Fig. 5. Amino acids 461–463 in just one DGCR8 monomer are necessary for the accuracy and efficiency of microprocessor cleavage.

Fig. 5

a EMSAs of the hybrid G478del WT–mut1 protein. Various amounts of G478del WT–mut1 (ranging from 0 to 12 μM) were mixed with 1 μM of either 10L10_UGU or 10L10_noUGU RNA in a 10 μL reaction solution. b Quantification of the EMSA data shown in (a). The density of each RNA band was determined using Image Lab 6.0 (Bio-Rad), and the results were obtained from three independent experiments. c The pri-mir-16-1 processing by microprocessor. Pri-mir-16-1 (0.5 μM) was processed by 0.1 μM D3–G1 and 0.05 μM G4 WT–WT, G4 WT–mut1, or G4 mut1–mut1 in the reaction buffer for 60 min, as described in “Methods”. d Quantification of the data shown in (c). The estimated ratio of the productive product (F2) to the original substrate was calculated from three independent experiments. G4 WT–WT vs. G4 WT–mut1: p = 0.534, G4 WT–mut1 vs. G4 mut1–mut1: p = 0.875, G4 WT–WT vs. G4 mut1–mut1: p = 0.373. e, f The pri-mir-30a_UGU (e) and pri-mir-30a_noUGU (f) processing by Microprocessor.

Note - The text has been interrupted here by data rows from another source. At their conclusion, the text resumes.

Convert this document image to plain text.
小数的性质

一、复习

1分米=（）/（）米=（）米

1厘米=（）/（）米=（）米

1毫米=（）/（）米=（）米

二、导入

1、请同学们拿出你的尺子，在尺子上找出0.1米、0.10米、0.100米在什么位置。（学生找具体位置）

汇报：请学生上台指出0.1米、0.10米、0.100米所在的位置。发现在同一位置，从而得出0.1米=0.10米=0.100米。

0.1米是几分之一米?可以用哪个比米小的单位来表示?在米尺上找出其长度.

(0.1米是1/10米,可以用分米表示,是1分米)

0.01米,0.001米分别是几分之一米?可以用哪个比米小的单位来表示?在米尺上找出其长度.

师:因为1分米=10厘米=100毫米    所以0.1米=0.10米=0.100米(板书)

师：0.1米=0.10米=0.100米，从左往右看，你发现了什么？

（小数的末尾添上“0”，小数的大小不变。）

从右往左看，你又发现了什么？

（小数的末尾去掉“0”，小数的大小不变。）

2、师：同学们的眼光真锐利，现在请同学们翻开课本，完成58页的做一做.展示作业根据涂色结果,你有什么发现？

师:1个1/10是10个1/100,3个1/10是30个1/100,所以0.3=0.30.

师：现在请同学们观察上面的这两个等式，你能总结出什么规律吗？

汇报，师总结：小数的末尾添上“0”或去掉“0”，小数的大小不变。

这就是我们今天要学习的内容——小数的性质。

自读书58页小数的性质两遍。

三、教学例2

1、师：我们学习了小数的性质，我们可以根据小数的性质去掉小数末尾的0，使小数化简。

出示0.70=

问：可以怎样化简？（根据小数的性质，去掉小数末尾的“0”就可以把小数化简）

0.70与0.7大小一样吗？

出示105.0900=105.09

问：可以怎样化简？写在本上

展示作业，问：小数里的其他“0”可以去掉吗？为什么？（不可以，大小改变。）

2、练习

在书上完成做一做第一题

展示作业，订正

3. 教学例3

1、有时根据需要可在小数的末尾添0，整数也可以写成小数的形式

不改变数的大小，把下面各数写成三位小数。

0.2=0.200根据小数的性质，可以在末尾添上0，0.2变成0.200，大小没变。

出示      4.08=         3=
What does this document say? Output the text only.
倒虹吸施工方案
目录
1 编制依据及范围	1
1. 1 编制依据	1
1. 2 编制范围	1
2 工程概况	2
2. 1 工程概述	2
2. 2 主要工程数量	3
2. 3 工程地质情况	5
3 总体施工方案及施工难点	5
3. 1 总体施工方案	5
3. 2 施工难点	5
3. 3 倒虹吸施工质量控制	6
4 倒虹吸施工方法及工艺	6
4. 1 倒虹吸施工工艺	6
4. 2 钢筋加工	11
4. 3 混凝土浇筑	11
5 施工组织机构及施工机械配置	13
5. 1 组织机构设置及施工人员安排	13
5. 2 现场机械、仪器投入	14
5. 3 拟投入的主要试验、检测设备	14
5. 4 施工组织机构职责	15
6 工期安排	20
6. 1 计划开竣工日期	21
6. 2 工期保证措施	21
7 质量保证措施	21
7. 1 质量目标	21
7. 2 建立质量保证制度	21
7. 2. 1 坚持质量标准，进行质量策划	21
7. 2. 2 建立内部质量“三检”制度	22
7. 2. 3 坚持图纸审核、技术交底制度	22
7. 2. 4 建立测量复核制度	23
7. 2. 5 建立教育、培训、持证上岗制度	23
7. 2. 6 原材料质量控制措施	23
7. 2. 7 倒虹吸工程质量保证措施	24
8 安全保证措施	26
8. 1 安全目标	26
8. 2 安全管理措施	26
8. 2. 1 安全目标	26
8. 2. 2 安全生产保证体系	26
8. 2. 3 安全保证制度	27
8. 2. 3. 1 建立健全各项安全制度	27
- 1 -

Pri-mir-30a_UGU or pri-mir-30a_noUGU (both at 0.5 μM) was processed by 0.2 μM D3–G1 and 0.1 μM of G4 WT–WT, G4 WT–mut1, or G4 mut1–mut1 in the reaction buffer for 60 min, as described in “Methods”. Alt and UPD mean the alternative and unproductive cleavages, respectively. g Quantification of the data shown in (e, f). The ratio of the productive (F2) to unproductive products was calculated from three independent experiments. Pri-mir-30a_UGU vs. pri-mir-30a_noUGU for G4 WT–WT: p = 0.002, G4 WT–mut1: p = 0.002, and G4 mut1–mut1: p = 0.951. The asterisks (*) and (ns) indicate statistically significant and nonsignificant differences, respectively, from the two-sided t test.